Ruby Curtsinger estaba sentada en un sillón junto a unas puertas correderas de cristal, una de las cuales había sido abierta para dejar pasar el aire fresco y húmedo. Tenía los pies apoyados en un taburete. Fuera, colgando del alero, había un comedero de pájaros. En el borde del comedero se habían posado varios pajarillos en fila, como si fueran pinzas de la ropa. Ruby era pequeña y consumida; tenía la cara pequeña y huesuda, y los brazos delgados como palillos. Su cabello, blanco y raleante, parecía recién lavado. Nos miró con sus brillantes ojos azules y sonrió, enseñando multitud de huecos en la mandíbula inferior. Merry nos presentó y, antes de irse, le explicó lo que yo buscaba.

—Hable con Charles —dijo Ruby—. Él vio al doctor Purcell después de que nos despidiéramos.

—No conozco a ese Charles.

—Es un celador del turno de noche. Debe de andar por ahí; suele venir pronto a trabajar, para ver a la señora Thornton y a algunas de las demás chicas. Juegan al gin rummy a centavo la apuesta, pero debería oírles gritar. Cuando no puedo dormir, toco el timbre y viene él, me sienta en la silla de ruedas y me pasea por los pasillos. A veces me instalo en la sala de personal y juego con él al euchre; al muchacho le encanta jugar a las cartas. Suelo comer en la habitación, porque en el comedor hay gente que me disgusta. Una mujer mastica con la boca abierta, y no quiero ver eso cuando estoy comiendo. Es asqueroso. La noche por la que pregunta, la última vez que vi al doctor, había tomado mis pastillas, pero no me sirvieron de mucho. Llamé a Charles y dijo que haríamos la Cabalgada del Sapo. Así es como él lo llama, pero la verdad es que quería fumar, y por eso me aparcó en el vestíbulo y salió. Y esa es la razón de que yo estuviera junto a la puerta aquella noche, para que Charles se pudiera fumar un cigarrillo a escondidas. Quiere dejarlo y piensa que, si nadie sabe lo que hace, es como si no lo hiciera. El doctor Purcell no permite que nadie fume dentro del edificio. Dice que hay mucha gente con problemas respiratorios. Me lo dijo aquella misma noche.

—¿A qué hora fue?

—A las nueve menos cinco. No hablamos mucho rato.

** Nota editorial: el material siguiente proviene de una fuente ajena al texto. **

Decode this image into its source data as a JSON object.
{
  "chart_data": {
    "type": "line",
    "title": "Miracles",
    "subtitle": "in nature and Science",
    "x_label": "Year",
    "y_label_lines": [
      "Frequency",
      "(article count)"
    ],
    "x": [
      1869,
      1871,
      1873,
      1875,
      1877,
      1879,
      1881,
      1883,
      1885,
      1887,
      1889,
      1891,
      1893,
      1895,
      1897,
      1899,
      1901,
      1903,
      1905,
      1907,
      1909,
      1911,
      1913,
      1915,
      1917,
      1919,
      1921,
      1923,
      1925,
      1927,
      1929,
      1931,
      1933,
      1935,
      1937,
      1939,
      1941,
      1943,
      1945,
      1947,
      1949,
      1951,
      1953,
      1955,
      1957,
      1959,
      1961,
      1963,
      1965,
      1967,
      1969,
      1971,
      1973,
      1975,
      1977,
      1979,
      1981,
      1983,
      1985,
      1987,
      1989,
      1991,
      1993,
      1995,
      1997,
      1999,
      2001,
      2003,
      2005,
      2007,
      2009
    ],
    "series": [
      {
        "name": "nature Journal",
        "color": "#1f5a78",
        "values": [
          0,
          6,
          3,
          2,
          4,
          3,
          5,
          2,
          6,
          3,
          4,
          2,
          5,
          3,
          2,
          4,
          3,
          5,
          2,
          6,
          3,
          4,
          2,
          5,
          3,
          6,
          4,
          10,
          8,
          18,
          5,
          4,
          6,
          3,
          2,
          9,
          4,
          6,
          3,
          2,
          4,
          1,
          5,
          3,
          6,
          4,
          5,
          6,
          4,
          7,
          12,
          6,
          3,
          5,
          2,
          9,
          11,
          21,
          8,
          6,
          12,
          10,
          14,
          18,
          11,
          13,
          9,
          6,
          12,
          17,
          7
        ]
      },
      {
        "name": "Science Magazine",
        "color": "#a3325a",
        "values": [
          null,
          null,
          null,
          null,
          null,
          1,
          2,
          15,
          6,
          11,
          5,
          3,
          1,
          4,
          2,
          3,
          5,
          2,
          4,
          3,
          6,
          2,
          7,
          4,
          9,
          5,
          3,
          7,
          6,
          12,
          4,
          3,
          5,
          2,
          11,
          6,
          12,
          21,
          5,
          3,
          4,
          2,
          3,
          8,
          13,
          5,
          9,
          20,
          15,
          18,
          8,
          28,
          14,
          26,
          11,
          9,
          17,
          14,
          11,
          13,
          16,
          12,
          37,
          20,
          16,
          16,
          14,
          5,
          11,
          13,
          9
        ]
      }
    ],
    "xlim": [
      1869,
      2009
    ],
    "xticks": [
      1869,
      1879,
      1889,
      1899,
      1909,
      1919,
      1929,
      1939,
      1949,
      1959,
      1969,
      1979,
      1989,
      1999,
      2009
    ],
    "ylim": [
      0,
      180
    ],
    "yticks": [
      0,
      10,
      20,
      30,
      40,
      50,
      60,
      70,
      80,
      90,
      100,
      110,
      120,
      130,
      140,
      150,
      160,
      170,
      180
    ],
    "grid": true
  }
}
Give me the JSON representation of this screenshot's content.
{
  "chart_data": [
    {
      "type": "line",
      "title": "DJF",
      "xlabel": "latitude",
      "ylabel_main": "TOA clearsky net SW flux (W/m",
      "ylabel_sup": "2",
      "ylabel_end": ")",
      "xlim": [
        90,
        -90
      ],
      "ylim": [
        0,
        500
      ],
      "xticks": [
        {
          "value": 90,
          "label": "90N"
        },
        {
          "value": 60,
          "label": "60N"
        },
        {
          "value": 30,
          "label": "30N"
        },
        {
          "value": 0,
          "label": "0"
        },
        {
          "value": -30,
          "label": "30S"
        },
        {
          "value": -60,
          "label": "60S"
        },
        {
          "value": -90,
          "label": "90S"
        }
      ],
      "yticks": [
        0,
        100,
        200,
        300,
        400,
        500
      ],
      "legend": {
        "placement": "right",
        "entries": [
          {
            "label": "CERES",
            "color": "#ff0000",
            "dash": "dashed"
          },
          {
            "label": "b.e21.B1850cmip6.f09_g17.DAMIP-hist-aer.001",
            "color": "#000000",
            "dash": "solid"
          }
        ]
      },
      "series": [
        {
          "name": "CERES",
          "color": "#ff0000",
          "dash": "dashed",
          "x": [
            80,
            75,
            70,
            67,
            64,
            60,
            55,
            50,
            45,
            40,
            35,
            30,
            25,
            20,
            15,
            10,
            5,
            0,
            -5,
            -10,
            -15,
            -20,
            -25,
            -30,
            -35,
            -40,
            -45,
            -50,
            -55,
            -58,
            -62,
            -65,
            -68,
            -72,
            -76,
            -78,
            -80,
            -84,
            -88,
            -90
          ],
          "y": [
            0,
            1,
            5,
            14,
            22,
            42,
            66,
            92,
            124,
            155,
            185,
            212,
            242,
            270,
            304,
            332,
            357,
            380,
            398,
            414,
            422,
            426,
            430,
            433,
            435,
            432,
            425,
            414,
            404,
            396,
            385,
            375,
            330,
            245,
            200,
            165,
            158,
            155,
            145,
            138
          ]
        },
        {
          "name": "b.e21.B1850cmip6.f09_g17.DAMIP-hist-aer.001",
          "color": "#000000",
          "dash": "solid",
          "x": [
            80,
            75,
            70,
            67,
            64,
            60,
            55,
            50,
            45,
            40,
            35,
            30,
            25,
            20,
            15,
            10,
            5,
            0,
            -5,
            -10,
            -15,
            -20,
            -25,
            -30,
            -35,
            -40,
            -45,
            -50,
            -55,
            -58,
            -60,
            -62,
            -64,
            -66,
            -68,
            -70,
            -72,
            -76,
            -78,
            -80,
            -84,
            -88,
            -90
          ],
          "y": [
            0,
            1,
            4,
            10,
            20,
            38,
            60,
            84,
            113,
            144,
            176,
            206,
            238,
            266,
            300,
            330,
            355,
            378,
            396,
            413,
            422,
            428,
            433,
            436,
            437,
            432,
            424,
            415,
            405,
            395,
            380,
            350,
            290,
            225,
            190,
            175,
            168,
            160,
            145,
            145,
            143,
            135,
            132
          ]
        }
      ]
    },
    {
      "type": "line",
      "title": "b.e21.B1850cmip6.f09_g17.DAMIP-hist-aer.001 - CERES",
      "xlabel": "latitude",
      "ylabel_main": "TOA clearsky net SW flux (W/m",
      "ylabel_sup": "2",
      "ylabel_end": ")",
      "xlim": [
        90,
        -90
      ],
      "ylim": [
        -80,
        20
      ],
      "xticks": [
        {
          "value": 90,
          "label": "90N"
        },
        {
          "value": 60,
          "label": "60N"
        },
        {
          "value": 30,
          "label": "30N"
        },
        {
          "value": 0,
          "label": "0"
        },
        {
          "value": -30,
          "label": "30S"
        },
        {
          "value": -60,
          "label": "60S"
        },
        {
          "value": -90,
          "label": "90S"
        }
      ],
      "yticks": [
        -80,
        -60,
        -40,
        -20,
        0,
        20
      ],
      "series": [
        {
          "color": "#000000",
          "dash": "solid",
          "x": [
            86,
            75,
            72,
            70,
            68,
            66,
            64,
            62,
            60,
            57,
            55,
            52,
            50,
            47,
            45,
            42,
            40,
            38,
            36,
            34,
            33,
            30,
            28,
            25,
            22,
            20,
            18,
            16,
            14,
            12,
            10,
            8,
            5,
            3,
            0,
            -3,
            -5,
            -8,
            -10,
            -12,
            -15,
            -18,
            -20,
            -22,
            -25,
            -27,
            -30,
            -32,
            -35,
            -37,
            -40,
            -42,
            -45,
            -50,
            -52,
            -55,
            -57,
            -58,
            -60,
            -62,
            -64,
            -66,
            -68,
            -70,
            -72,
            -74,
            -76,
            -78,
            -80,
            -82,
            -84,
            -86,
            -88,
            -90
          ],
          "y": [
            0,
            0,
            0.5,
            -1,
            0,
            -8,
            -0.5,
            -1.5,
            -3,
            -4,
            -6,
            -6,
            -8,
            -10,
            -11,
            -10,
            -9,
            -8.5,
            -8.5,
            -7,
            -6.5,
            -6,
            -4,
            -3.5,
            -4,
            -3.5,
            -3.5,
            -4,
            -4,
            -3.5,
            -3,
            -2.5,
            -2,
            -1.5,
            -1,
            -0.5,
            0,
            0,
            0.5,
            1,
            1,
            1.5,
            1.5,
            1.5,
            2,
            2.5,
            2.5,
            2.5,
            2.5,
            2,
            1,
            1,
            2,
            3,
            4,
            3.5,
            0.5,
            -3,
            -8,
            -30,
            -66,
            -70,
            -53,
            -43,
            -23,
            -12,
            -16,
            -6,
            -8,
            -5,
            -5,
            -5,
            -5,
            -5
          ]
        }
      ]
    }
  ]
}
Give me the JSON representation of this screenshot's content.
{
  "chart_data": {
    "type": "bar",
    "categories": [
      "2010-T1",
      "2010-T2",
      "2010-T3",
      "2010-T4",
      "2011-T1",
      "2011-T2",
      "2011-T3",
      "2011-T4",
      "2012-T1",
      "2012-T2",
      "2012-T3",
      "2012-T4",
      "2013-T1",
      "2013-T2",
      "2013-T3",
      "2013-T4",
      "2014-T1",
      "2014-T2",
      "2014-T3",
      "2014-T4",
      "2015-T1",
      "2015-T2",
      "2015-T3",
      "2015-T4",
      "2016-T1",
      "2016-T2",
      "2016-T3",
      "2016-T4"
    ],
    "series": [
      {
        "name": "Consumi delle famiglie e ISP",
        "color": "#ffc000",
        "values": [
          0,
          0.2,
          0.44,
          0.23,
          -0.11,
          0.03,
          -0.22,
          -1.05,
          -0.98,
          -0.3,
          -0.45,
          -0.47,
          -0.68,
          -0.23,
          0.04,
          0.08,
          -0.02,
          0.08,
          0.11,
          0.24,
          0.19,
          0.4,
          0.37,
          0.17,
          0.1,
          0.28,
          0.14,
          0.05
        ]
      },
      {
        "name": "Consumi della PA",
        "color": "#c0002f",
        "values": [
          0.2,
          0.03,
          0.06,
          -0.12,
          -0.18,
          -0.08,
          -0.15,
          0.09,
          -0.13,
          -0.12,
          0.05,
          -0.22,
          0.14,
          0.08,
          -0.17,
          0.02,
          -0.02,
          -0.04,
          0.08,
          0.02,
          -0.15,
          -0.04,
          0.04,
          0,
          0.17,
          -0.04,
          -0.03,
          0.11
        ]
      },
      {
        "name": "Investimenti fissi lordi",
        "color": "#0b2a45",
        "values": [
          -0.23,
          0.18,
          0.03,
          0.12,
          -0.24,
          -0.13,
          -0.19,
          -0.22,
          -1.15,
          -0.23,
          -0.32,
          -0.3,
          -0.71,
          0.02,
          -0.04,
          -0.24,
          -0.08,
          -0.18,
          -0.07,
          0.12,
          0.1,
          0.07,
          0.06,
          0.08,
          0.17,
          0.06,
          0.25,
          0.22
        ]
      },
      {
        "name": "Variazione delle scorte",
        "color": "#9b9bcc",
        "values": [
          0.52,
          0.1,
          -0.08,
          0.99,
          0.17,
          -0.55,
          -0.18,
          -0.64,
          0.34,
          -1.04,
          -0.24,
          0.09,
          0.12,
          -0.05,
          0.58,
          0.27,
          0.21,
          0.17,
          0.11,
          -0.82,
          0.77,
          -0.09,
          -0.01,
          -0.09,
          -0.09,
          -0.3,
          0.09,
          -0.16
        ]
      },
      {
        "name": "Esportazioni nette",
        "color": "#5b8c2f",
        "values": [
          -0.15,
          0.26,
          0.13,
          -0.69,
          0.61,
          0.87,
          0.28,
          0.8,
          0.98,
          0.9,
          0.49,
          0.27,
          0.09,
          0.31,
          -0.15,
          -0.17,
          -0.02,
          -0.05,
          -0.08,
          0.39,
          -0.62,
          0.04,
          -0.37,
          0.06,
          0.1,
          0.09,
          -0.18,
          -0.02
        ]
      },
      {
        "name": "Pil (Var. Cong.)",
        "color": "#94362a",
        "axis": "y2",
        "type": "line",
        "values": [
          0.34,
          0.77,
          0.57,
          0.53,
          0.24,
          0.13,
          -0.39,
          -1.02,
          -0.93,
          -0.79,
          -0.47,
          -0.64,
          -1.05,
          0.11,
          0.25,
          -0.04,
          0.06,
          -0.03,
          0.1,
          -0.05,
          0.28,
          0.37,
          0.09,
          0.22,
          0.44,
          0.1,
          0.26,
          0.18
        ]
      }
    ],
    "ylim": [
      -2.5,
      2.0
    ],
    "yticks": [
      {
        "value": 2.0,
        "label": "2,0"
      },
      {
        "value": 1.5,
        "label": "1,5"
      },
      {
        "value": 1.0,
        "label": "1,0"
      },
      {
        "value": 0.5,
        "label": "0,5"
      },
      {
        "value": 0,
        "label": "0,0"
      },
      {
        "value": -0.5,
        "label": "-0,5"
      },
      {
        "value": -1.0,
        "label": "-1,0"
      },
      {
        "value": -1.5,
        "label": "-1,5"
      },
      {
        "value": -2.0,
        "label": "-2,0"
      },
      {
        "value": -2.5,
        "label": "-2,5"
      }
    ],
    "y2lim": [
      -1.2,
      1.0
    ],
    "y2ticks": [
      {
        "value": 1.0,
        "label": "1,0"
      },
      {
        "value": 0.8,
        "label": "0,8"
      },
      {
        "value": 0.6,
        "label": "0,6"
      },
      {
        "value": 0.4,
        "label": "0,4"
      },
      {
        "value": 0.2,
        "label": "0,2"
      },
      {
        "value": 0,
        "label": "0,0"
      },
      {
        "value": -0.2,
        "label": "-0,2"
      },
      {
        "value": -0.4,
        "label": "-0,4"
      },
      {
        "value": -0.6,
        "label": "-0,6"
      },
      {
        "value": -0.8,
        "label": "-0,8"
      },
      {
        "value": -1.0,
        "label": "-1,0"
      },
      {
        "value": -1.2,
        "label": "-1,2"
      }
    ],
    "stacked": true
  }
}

—¿Recuerda alguna cosa más?

—Me dijo que estaba guapa. Siempre me lo dice, aunque a veces creo que exagera un poco. Le pregunté por su hijo. He olvidado su nombre.

—Griffith.

—Eso. El doctor decía a su mujer que lo trajera una vez por semana para vernos. Como es lógico, no ha vuelto a traerlo desde que el papá desapareció. Los pies de ese niño apenas tocaban el suelo. Lo llevaban en brazos a todas partes y, cuando quería algo, lo señalaba y gruñía. Le dije al doctor: «Nunca aprenderá a hablar si lo tratan de esa manera». Estaba totalmente de acuerdo. Luego hablamos del tiempo. Hacía una noche preciosa. Parecía primavera y creo que la luna estaba casi llena. Salió por la puerta y esa fue la última vez que lo vi.

—¿Sabe de qué humor estaba? ¿Enfadado? ¿Triste?

Se apoyó un dedo en la mejilla y meditó la respuesta. La artritis le había doblado el pulgar hasta formar un ángulo recto con la mano y daba grima mirarlo.

—Ausente, diría yo. Tuve que preguntarle dos veces si podía organizarnos una salida. La comida de aquí es buena, no quiero quejarme, pero comer fuera es divertido y nos da un respiro. Cualquier pequeño cambio es importante.

En la puerta apareció una hispana vestida con ropa de quirófano.

—Le traigo la bandeja de la cena, señora Curtsinger. ¿Quiere tomársela al lado de la tele para ver su programa? Lo dan dentro de cinco minutos y no querrá perderse el principio. Dice usted que es la mejor parte.

Se acercó al sillón de Ruby y dejó la bandeja en una mesita con ruedas. Levantó la tapa de aluminio y puso al descubierto la costilla asada y su habitual acompañamiento. La gelatina era verde, con trozos de fruta hundidos en sus brillantes profundidades.

—Gracias —dijo Ruby, y me sonrió—. ¿Querrá volver por aquí, querida? Me gusta hablar con usted.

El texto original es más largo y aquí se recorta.